Ears to Hear

Day to day pours forth speech, and night to night reveals knowledge.  Psalm 19:2

Pours Forth – Listen!  Do you hear that?  Out there, by the edge of the mountains?  It’s a storm, way in the distance.  You better be careful.  Time to get to high ground.

A rain storm in the desert can be very dangerous.  Suddenly the ground is covered with water.  It runs through cracks and crevices and spills into earthen channels.  Without warning, a flash flood roars into the canyons.  Nothing can stop its power.  With a roar, it announces the power of the distant storm.

People of the desert know the signs.  Perhaps that’s why Hebrew has at least eight different verbs for the idea of pouring forth.  This one (naba) paints a picture of an uncontrollable torrent gushing through a wadi.  David likens nature’s announcement to the torrent of a flash flood.  This is no softly spoken whisper.  This is no melodious bubbling brook.  This is an overwhelming, unstoppable wall of speech shouting, roaring and pronouncing God’s glory in His creation.

The problem is not the gushing storm.  The problem is that we don’t hear.

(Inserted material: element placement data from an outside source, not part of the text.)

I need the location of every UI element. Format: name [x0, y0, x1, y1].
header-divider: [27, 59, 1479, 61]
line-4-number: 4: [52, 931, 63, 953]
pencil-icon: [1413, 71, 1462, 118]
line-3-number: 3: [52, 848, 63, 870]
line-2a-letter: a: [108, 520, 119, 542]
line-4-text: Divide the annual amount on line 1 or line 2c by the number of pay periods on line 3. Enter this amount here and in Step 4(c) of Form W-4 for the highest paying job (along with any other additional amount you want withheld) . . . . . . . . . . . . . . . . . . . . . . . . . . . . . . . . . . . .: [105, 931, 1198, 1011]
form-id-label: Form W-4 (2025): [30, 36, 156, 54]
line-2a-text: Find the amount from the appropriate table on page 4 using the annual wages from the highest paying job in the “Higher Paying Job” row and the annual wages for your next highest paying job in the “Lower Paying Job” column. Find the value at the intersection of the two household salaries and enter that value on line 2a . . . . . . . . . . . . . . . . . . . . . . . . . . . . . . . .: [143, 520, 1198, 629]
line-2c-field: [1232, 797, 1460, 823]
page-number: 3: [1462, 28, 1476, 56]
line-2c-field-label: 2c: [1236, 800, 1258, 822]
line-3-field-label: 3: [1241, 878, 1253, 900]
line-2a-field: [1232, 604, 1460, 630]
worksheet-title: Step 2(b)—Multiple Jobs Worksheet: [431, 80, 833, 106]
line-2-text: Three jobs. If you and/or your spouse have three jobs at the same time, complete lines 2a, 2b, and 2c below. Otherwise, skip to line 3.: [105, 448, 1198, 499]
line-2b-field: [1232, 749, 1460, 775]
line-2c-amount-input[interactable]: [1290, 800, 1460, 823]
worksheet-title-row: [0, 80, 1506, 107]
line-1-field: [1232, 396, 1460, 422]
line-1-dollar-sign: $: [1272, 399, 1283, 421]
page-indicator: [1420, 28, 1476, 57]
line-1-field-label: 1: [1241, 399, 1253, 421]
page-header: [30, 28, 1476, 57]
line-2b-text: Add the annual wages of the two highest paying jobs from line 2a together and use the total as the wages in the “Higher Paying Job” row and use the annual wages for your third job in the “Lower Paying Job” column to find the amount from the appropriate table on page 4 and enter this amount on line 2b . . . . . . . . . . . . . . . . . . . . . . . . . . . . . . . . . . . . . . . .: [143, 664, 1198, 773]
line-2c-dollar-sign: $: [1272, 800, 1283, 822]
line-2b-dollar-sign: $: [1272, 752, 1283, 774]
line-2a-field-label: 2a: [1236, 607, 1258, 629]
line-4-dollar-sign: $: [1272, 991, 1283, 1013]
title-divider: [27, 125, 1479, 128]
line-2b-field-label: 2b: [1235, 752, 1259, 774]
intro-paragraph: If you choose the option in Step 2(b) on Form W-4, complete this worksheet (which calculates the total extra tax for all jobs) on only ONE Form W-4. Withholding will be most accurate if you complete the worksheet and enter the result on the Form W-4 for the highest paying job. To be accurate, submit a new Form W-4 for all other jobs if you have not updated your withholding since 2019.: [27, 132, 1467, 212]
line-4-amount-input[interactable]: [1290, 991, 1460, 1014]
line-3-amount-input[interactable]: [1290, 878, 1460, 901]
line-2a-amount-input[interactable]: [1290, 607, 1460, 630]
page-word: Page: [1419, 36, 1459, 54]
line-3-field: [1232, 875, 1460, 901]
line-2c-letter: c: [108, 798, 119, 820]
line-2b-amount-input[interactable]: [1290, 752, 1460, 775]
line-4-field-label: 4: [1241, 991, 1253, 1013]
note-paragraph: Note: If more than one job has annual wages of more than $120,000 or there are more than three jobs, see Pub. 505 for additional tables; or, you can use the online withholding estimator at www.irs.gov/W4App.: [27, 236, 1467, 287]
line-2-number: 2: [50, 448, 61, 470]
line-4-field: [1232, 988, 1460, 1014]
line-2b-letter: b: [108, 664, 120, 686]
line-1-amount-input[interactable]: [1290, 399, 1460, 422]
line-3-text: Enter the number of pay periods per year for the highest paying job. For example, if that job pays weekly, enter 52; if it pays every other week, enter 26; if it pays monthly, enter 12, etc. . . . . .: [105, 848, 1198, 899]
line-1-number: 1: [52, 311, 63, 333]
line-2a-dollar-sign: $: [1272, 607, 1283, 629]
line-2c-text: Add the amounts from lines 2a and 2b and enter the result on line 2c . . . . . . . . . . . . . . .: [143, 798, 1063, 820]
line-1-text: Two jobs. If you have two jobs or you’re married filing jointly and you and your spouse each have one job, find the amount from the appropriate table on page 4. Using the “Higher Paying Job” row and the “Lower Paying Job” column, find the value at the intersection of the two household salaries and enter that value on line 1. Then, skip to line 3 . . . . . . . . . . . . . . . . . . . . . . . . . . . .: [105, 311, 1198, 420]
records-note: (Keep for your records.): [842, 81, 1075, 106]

Most flash floods catch their victims unaware because the storm happens miles away from the raging water.  The rain, thunder and lightning are distant.  They do not command our attention.  We think that the distance protects us.  So, we stay in the low areas, oblivious that a wall of water is speeding toward us.  By the time we see it, it’s too late.  We didn’t listen to the storm in the distance and now its consequences have overtaken us.  If we had ears to hear, we would have known that the distant thunder was announcing impending doom.

This word (naba) seems especially appropriate for today’s deaf ear toward God’s announcement.  The heavens do declare His glory.  Everywhere we look we see a sense of order, so intricate, so uniform that it is nearly impossible to imagine an accidental beginning.  But the silent speech of nature is distant from our momentary preoccupations, so we don’t pay attention to its message.  Just like the desert storm, nature’s announcement should sound a warning.  It’s time to seek the Designer before the might of His hand arrives, overwhelms us and we are found wanting.

If the heavens declare His glory and we turn a deaf ear, who will excuse us when the flood carries us away?  Are we so focused on the dirt at our feet that we cannot hear the thunder on the horizon?